Do I think this is a good match for Jim Miller? No; Bobby Green hits faster, is far more defensively slick, and is awful hard to take down. Am I picking against Jim Miller at UFC 300? Not on your goddamn life. JIM MILLER BY DECISION.
BANTAMWEIGHT: Deiveson Figueiredo (22-3-1, #8) vs Cody Garbrandt (14-5, NR)
I cannot imagine how much restraint it took not to make this the main event of a Fight Night with a Bogdan Guskov vs Modestas Bukauskas co-main. There were a lot of skeptics about Deiveson Figueiredo's plans to move up to the 135-pound division--including me--but he proved us wrong and shut Rob Font out of their fight last December. He outstruck him at both range and in the pocket, and when Font finally started to catch his rhythm, he began dumping him on the floor just to change it up. It was a fantastic performance and a clear proof that he does, in fact, belong at Bantamweight. Two weeks later, Cody Garbrandt managed to chisel himself back into its books. Garbrandt's fall from the top is the stuff of legends--from an undefeated champion who engineered the total destruction of one of the sport's longest winning streaks by wrecking Dominick Cruz to going 1 for 6 over the next half-decade, including four vicious knockout losses--and, while it frustrated him at the time, Garbrandt being forced to spend a year and a half on the shelf thanks to opponents repeatedly pulling out with injuries was ultimately good for him.

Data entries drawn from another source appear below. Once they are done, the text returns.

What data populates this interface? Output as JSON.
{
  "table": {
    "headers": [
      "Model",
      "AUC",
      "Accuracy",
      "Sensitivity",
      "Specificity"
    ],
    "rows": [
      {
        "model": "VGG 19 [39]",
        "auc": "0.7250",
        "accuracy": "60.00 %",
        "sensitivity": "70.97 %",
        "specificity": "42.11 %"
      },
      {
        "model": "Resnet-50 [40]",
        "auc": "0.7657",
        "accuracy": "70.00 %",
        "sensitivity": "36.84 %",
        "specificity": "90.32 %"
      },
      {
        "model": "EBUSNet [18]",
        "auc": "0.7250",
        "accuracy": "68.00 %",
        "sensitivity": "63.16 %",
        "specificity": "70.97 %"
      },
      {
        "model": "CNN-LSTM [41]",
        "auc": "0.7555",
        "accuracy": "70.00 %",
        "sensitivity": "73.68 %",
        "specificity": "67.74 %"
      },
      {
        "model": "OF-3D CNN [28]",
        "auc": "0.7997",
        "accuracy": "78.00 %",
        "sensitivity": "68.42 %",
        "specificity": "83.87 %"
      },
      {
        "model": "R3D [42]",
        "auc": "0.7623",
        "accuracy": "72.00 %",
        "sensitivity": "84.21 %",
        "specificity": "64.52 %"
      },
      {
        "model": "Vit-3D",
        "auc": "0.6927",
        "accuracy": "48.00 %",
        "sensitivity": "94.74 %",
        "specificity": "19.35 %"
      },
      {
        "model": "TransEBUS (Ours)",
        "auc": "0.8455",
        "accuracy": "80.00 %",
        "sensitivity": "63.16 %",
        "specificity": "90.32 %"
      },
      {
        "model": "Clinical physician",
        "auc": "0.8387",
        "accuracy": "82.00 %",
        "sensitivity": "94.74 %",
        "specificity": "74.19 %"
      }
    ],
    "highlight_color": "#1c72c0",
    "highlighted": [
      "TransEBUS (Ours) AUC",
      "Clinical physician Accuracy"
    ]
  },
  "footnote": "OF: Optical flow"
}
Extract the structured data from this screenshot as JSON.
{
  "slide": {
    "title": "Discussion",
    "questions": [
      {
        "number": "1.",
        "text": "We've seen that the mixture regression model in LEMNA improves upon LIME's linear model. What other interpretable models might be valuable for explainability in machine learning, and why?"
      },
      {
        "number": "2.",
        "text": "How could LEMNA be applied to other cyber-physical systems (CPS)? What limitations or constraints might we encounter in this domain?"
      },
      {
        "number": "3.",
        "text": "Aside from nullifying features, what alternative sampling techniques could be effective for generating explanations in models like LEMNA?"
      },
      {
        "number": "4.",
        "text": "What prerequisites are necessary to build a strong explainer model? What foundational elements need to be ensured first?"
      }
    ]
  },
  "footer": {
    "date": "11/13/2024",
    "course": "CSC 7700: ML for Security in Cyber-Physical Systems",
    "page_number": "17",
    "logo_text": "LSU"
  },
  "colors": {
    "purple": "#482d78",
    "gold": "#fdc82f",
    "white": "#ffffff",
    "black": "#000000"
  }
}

He came back in March of 2023 and put forth a workmanlike if unimpressive victory over Trevin Jones, but his one-round, one-punch annihilation of Brian Kelleher in December was his proof to the world that he was back to his old self, and nothing was going to stop him from punching his way straight to the title again.
So anyway, DEIVESON FIGUEIREDO BY TKO. There's risk here, Deiveson tends to lead with his head and if Cody pops him it could end his night real early, but he's the same kind of tough, fast and vicious that got Cody crushed by punches four times already. You should be scared of trading in the pocket with Cody Garbrandt, but if you're not, that chin is still right there for the taking, and Deiveson was a hairdresser and thus has no mortal fear left in his body.